A NYT story today, in their Jerusalem Journal, reports on a new documentary, Stalags: Holocaust and Pornography in Israel, which reveals that the much-disgraced "SS Camp" porno-books that thrilled and shocked their countrymen since the early 60s, were created by Israeli authors who mined an apparently unbeatable combination of horror and titillation in the wake of the hair-raising Eichmann trial.
The Times writes: "The most famous Stalag, I Was Colonel Schultz’s Private Bitch, was deemed to have crossed all the lines of acceptability, prompting the police to try to hunt every copy down."
At the time they were published, the Stalags were introduced as if they were translated from English, the memories of American soldiers who'd been tortured by big-breasted Nazi dominatrices. But as you can see from the interview with their original publisher, Ezra Narkis, it was all a big P.T. Barnum-style set-up.
Just to show you how touchy the subject is, journalist Debbie Nathan alerts us that the NYT censored their print edition to exclude a quote from an Israeli scholar, who insisted there were “no Jewish whores” at Auschwitz. The professor was trying to say something reassuring, but the fact that she used a phrase like "Jewish whore," in any context, clearly freaked out the Times' editors.
What should we make of this? “There were no Jewish whores” goes beyond simply saying [there were] none in Block 24. It’s a more comprehensive denial of debauchery and sexual victimization of Jewish women at Auschwitz. Which could be some small comfort to Jews, and you’d think the editors would want to preserve it.
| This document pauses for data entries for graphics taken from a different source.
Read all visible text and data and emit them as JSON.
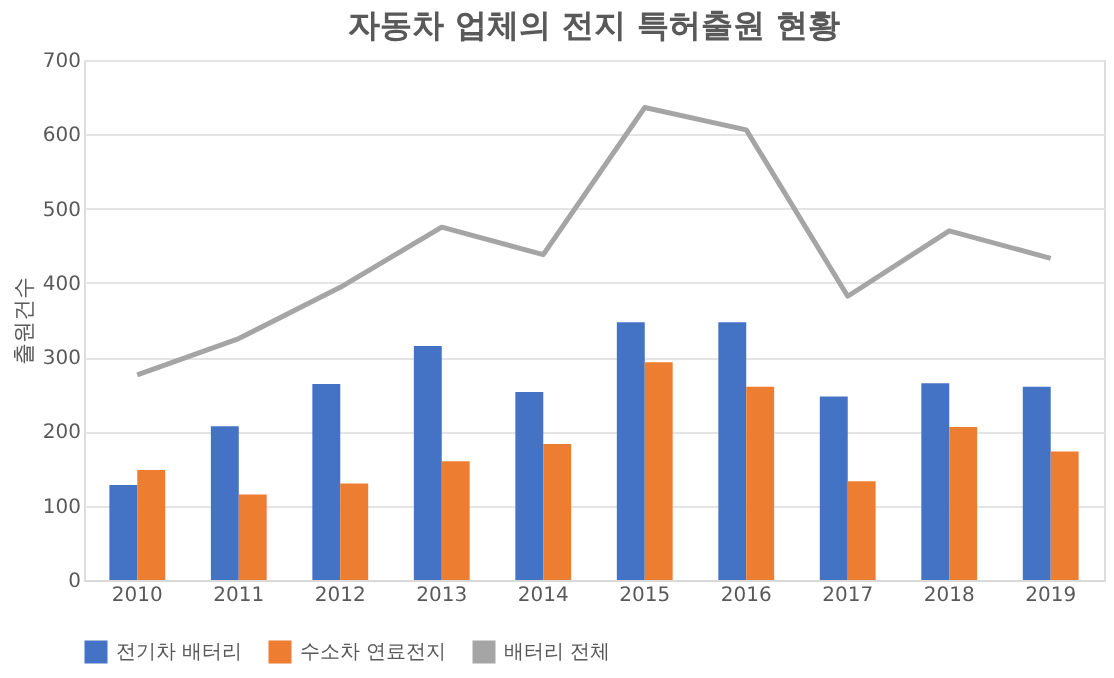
{
  "chart_data": {
    "type": "bar",
    "title": "자동차 업체의 전지 특허출원 현황",
    "ylabel": "출원건수",
    "categories": [
      "2010",
      "2011",
      "2012",
      "2013",
      "2014",
      "2015",
      "2016",
      "2017",
      "2018",
      "2019"
    ],
    "series": [
      {
        "name": "전기차 배터리",
        "color": "#4472c4",
        "values": [
          128,
          207,
          264,
          315,
          253,
          347,
          347,
          247,
          265,
          260
        ]
      },
      {
        "name": "수소차 연료전지",
        "color": "#ed7d31",
        "values": [
          148,
          115,
          130,
          160,
          183,
          293,
          260,
          133,
          206,
          173
        ]
      },
      {
        "name": "배터리 전체",
        "type": "line",
        "color": "#a5a5a5",
        "values": [
          276,
          325,
          394,
          475,
          438,
          636,
          606,
          382,
          470,
          433
        ]
      }
    ],
    "ylim": [
      0,
      700
    ],
    "yticks": [
      0,
      100,
      200,
      300,
      400,
      500,
      600,
      700
    ],
    "grid": "y",
    "legend": "bottom",
    "marker": "none",
    "line_style": "solid"
  }
}
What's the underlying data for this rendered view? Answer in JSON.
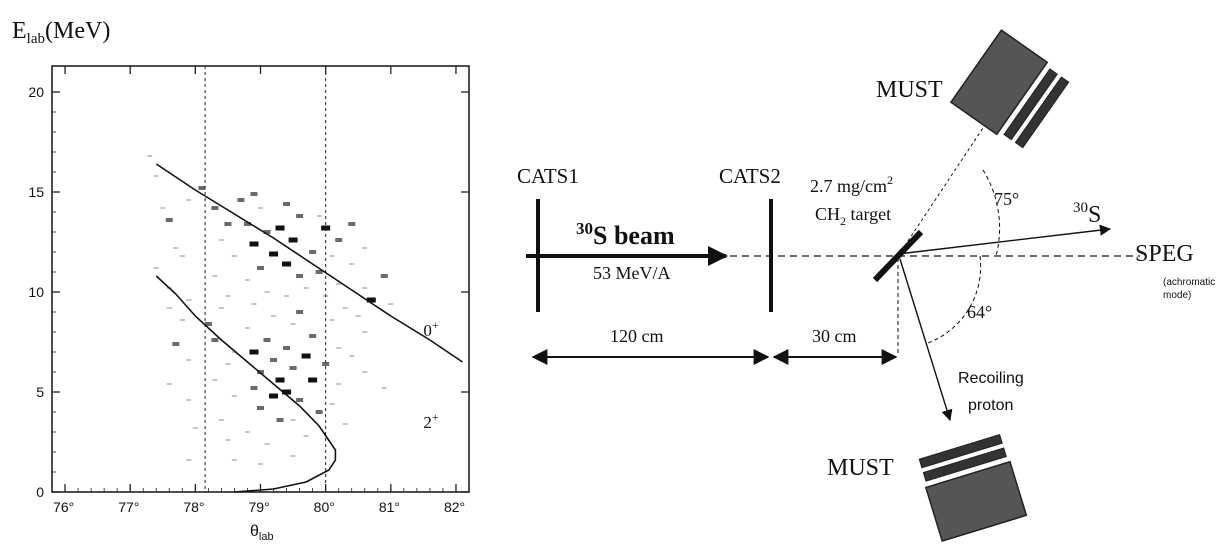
{
  "chart_data": {
    "type": "scatter",
    "ylabel_main": "E",
    "ylabel_sub": "lab",
    "ylabel_unit": "(MeV)",
    "xlabel_main": "θ",
    "xlabel_sub": "lab",
    "xlim": [
      75.8,
      82.2
    ],
    "ylim": [
      0,
      21.3
    ],
    "x_ticks": [
      {
        "value": 76,
        "label": "76°"
      },
      {
        "value": 77,
        "label": "77°"
      },
      {
        "value": 78,
        "label": "78°"
      },
      {
        "value": 79,
        "label": "79°"
      },
      {
        "value": 80,
        "label": "80°"
      },
      {
        "value": 81,
        "label": "81°"
      },
      {
        "value": 82,
        "label": "82°"
      }
    ],
    "y_ticks": [
      {
        "value": 0,
        "label": "0"
      },
      {
        "value": 5,
        "label": "5"
      },
      {
        "value": 10,
        "label": "10"
      },
      {
        "value": 15,
        "label": "15"
      },
      {
        "value": 20,
        "label": "20"
      }
    ],
    "cut_lines_x": [
      78.15,
      80.0
    ],
    "curves": [
      {
        "name": "0+",
        "label_main": "0",
        "label_sup": "+",
        "label_at": [
          81.5,
          7.8
        ],
        "points": [
          [
            77.4,
            16.4
          ],
          [
            78.0,
            15.1
          ],
          [
            78.6,
            13.9
          ],
          [
            79.2,
            12.7
          ],
          [
            79.8,
            11.4
          ],
          [
            80.4,
            10.1
          ],
          [
            81.0,
            8.8
          ],
          [
            81.6,
            7.6
          ],
          [
            82.1,
            6.5
          ]
        ]
      },
      {
        "name": "2+",
        "label_main": "2",
        "label_sup": "+",
        "label_at": [
          81.5,
          3.2
        ],
        "points": [
          [
            77.4,
            10.8
          ],
          [
            77.7,
            9.9
          ],
          [
            78.0,
            8.8
          ],
          [
            78.4,
            7.6
          ],
          [
            78.8,
            6.5
          ],
          [
            79.2,
            5.4
          ],
          [
            79.6,
            4.3
          ],
          [
            79.9,
            3.3
          ],
          [
            80.15,
            2.1
          ],
          [
            80.15,
            1.6
          ],
          [
            80.05,
            1.1
          ],
          [
            79.7,
            0.5
          ],
          [
            79.2,
            0.15
          ],
          [
            78.6,
            0.0
          ]
        ]
      }
    ],
    "events": [
      [
        77.3,
        16.8,
        1
      ],
      [
        77.4,
        15.8,
        1
      ],
      [
        77.5,
        14.2,
        1
      ],
      [
        77.6,
        13.6,
        2
      ],
      [
        77.9,
        14.6,
        1
      ],
      [
        77.7,
        12.2,
        1
      ],
      [
        77.8,
        11.8,
        1
      ],
      [
        77.4,
        11.2,
        1
      ],
      [
        77.6,
        10.2,
        1
      ],
      [
        77.9,
        9.6,
        1
      ],
      [
        77.6,
        9.2,
        1
      ],
      [
        77.8,
        8.6,
        1
      ],
      [
        77.7,
        7.4,
        2
      ],
      [
        77.9,
        6.6,
        1
      ],
      [
        77.6,
        5.4,
        1
      ],
      [
        77.9,
        4.6,
        1
      ],
      [
        78.0,
        3.2,
        1
      ],
      [
        77.9,
        1.6,
        1
      ],
      [
        78.1,
        15.2,
        2
      ],
      [
        78.3,
        14.2,
        2
      ],
      [
        78.5,
        13.4,
        2
      ],
      [
        78.4,
        12.6,
        1
      ],
      [
        78.6,
        11.8,
        1
      ],
      [
        78.3,
        10.8,
        1
      ],
      [
        78.5,
        9.8,
        1
      ],
      [
        78.4,
        9.2,
        1
      ],
      [
        78.2,
        8.4,
        2
      ],
      [
        78.3,
        7.6,
        2
      ],
      [
        78.6,
        7.0,
        1
      ],
      [
        78.5,
        6.4,
        1
      ],
      [
        78.3,
        5.6,
        1
      ],
      [
        78.6,
        4.8,
        1
      ],
      [
        78.4,
        3.6,
        1
      ],
      [
        78.5,
        2.6,
        1
      ],
      [
        78.6,
        1.6,
        1
      ],
      [
        78.7,
        14.6,
        2
      ],
      [
        78.9,
        14.9,
        2
      ],
      [
        79.0,
        14.2,
        1
      ],
      [
        78.8,
        13.4,
        2
      ],
      [
        79.1,
        13.0,
        2
      ],
      [
        78.9,
        12.4,
        3
      ],
      [
        79.2,
        11.9,
        3
      ],
      [
        79.0,
        11.2,
        2
      ],
      [
        78.8,
        10.6,
        1
      ],
      [
        79.1,
        10.0,
        1
      ],
      [
        78.9,
        9.4,
        1
      ],
      [
        79.2,
        8.8,
        1
      ],
      [
        78.8,
        8.2,
        1
      ],
      [
        79.1,
        7.6,
        2
      ],
      [
        78.9,
        7.0,
        3
      ],
      [
        79.2,
        6.6,
        2
      ],
      [
        79.0,
        6.0,
        2
      ],
      [
        79.3,
        5.6,
        3
      ],
      [
        78.9,
        5.2,
        2
      ],
      [
        79.2,
        4.8,
        3
      ],
      [
        79.0,
        4.2,
        2
      ],
      [
        79.3,
        3.6,
        2
      ],
      [
        78.8,
        3.0,
        1
      ],
      [
        79.1,
        2.4,
        1
      ],
      [
        79.0,
        1.4,
        1
      ],
      [
        79.4,
        14.4,
        2
      ],
      [
        79.6,
        13.8,
        2
      ],
      [
        79.3,
        13.2,
        3
      ],
      [
        79.5,
        12.6,
        3
      ],
      [
        79.8,
        12.0,
        2
      ],
      [
        79.4,
        11.4,
        3
      ],
      [
        79.6,
        10.8,
        2
      ],
      [
        79.7,
        10.2,
        1
      ],
      [
        79.4,
        9.8,
        1
      ],
      [
        79.6,
        9.0,
        2
      ],
      [
        79.5,
        8.4,
        1
      ],
      [
        79.8,
        7.8,
        2
      ],
      [
        79.4,
        7.2,
        2
      ],
      [
        79.7,
        6.8,
        3
      ],
      [
        79.5,
        6.2,
        2
      ],
      [
        79.8,
        5.6,
        3
      ],
      [
        79.4,
        5.0,
        3
      ],
      [
        79.6,
        4.6,
        2
      ],
      [
        79.9,
        4.0,
        2
      ],
      [
        79.5,
        3.6,
        1
      ],
      [
        79.7,
        2.8,
        1
      ],
      [
        79.5,
        1.8,
        1
      ],
      [
        79.9,
        13.8,
        1
      ],
      [
        80.0,
        13.2,
        3
      ],
      [
        80.2,
        12.6,
        2
      ],
      [
        80.1,
        11.8,
        1
      ],
      [
        79.9,
        11.0,
        2
      ],
      [
        80.2,
        10.4,
        1
      ],
      [
        80.0,
        9.8,
        1
      ],
      [
        80.3,
        9.2,
        1
      ],
      [
        80.1,
        8.6,
        1
      ],
      [
        80.2,
        7.2,
        1
      ],
      [
        80.0,
        6.4,
        2
      ],
      [
        80.2,
        5.4,
        1
      ],
      [
        80.1,
        4.4,
        1
      ],
      [
        80.3,
        3.4,
        1
      ],
      [
        80.4,
        13.4,
        2
      ],
      [
        80.6,
        12.2,
        1
      ],
      [
        80.4,
        11.4,
        1
      ],
      [
        80.6,
        10.2,
        1
      ],
      [
        80.7,
        9.6,
        3
      ],
      [
        80.5,
        8.8,
        1
      ],
      [
        80.6,
        8.0,
        1
      ],
      [
        80.4,
        6.8,
        1
      ],
      [
        80.6,
        6.0,
        1
      ],
      [
        80.9,
        10.8,
        2
      ],
      [
        81.0,
        9.4,
        1
      ],
      [
        80.9,
        5.2,
        1
      ]
    ]
  },
  "diagram": {
    "cats1_label": "CATS1",
    "cats2_label": "CATS2",
    "beam_mass": "30",
    "beam_label": "S beam",
    "beam_energy": "53 MeV/A",
    "target_line1": "2.7 mg/cm",
    "target_line1_sup": "2",
    "target_line2_a": "CH",
    "target_line2_sub": "2",
    "target_line2_b": " target",
    "must_top": "MUST",
    "must_bottom": "MUST",
    "angle_top": "75°",
    "angle_bottom": "64°",
    "ejectile_mass": "30",
    "ejectile_label": "S",
    "speg_label": "SPEG",
    "speg_note_line1": "(achromatic",
    "speg_note_line2": "mode)",
    "dist1": "120 cm",
    "dist2": "30 cm",
    "recoil_line1": "Recoiling",
    "recoil_line2": "proton",
    "colors": {
      "detector_fill": "#555555",
      "detector_edge": "#222222",
      "ink": "#111111"
    }
  }
}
On the other hand, the point of this troubling piece is the extent to which Jews – like everyone else – often fantasize the darkest terrains of sexuality, including, sometimes, by using their own historical tragedy as grist (again, not unusual across cultures). [The scholar's] sentence, with its titillating word “whore,” just might add to the mill.
The Stalag pulps were banned in Israel, after selling like hotcakes, but the icons endured. Witness the revealing clip of an Israeli reserve officer talking about these stories as an essential part of his boyhood fantasy life.
Some of the torrid myths of these pulp novels were so influential on the public's mind that they became part of the public school curriculum— and, with the film's release, the angst over their veracity and "message" is a hot topic all over again.
Depending on your distance from these historical events, the memory of the boomer-exploitation Stalags may seem like the cruelest nausea, guiltiest pleasure, or most hilarious kitsch you've ever seen. They have their own lunatic cinematic dimension, with films like "SS Hell Camp," which are still banned in much of Europe.
One thing I have in common with the late Andrea Dworkin is that whenever we would get off a plane in a new country, we would seek out a sample of the nation's pornography. Why? Because it's like stepping into the sticky pool of a community's greatest historical burden.
The basics of erotic representation are people in various states of undress, fucking and sucking and rubbing and kissing. For many viewers, this is stimulating enough on its own.
But so often, erotic expressions are surrounded by a story, a fascination — and this is where cultural memories come into play.
While Dworkin was outraged that old-school Israeli porn sought out the frisson of Nazi uniforms and camp-style S/M scenarios, for me, that discovery was poignant, and reminded me of its parallels around the world.
The U.S., for example, has a black/white interracial obsession unmatched by anyone else, and it's a direct result of our legacy of slavery and the Civil War... which, you'll remember, ended 144 years ago. It goes to show that as long as something remains in the sexual imagination, it proves that the guilt and and unresolved issues have never died.
In overwhelmingly Catholic countries like Mexico, you'll see the wildest and most banal pornography featuring actors dressed as priests and nuns.
In Japanese porn, the bombing of Hiroshima/Nagasaki and surrender to the Allies provoked a new image: the specter of masochistic male castration and the eroto-humiliation of impotence. It has no Judeo-Christian aspect; it is entirely rooted in the tradition of war, honor, male power, and its shameful submission.
The irony about the current state of Mideastern porn— if one can call it a genre!— is that it's no longer consumed with Nazi insignias, but rather a next-generation view that incorporates all the hysterical racism between Jewish and Islamic culture. Doctrinaire Muslim communities have "secret" anti-Semitic porn, while Israeli erotic angst pools around images of evil (yet sexy) Arabs, with requisite historical nods to Germanic predecessors.
It begs the question, if human beings didn't create massive tragedies, horrible wars, and cruel betrayals, what on earth would we manufacture for the taboos of our erotic lemonade? The unbearable is matched by its erotic catharsis. I guess we'd always come up with something.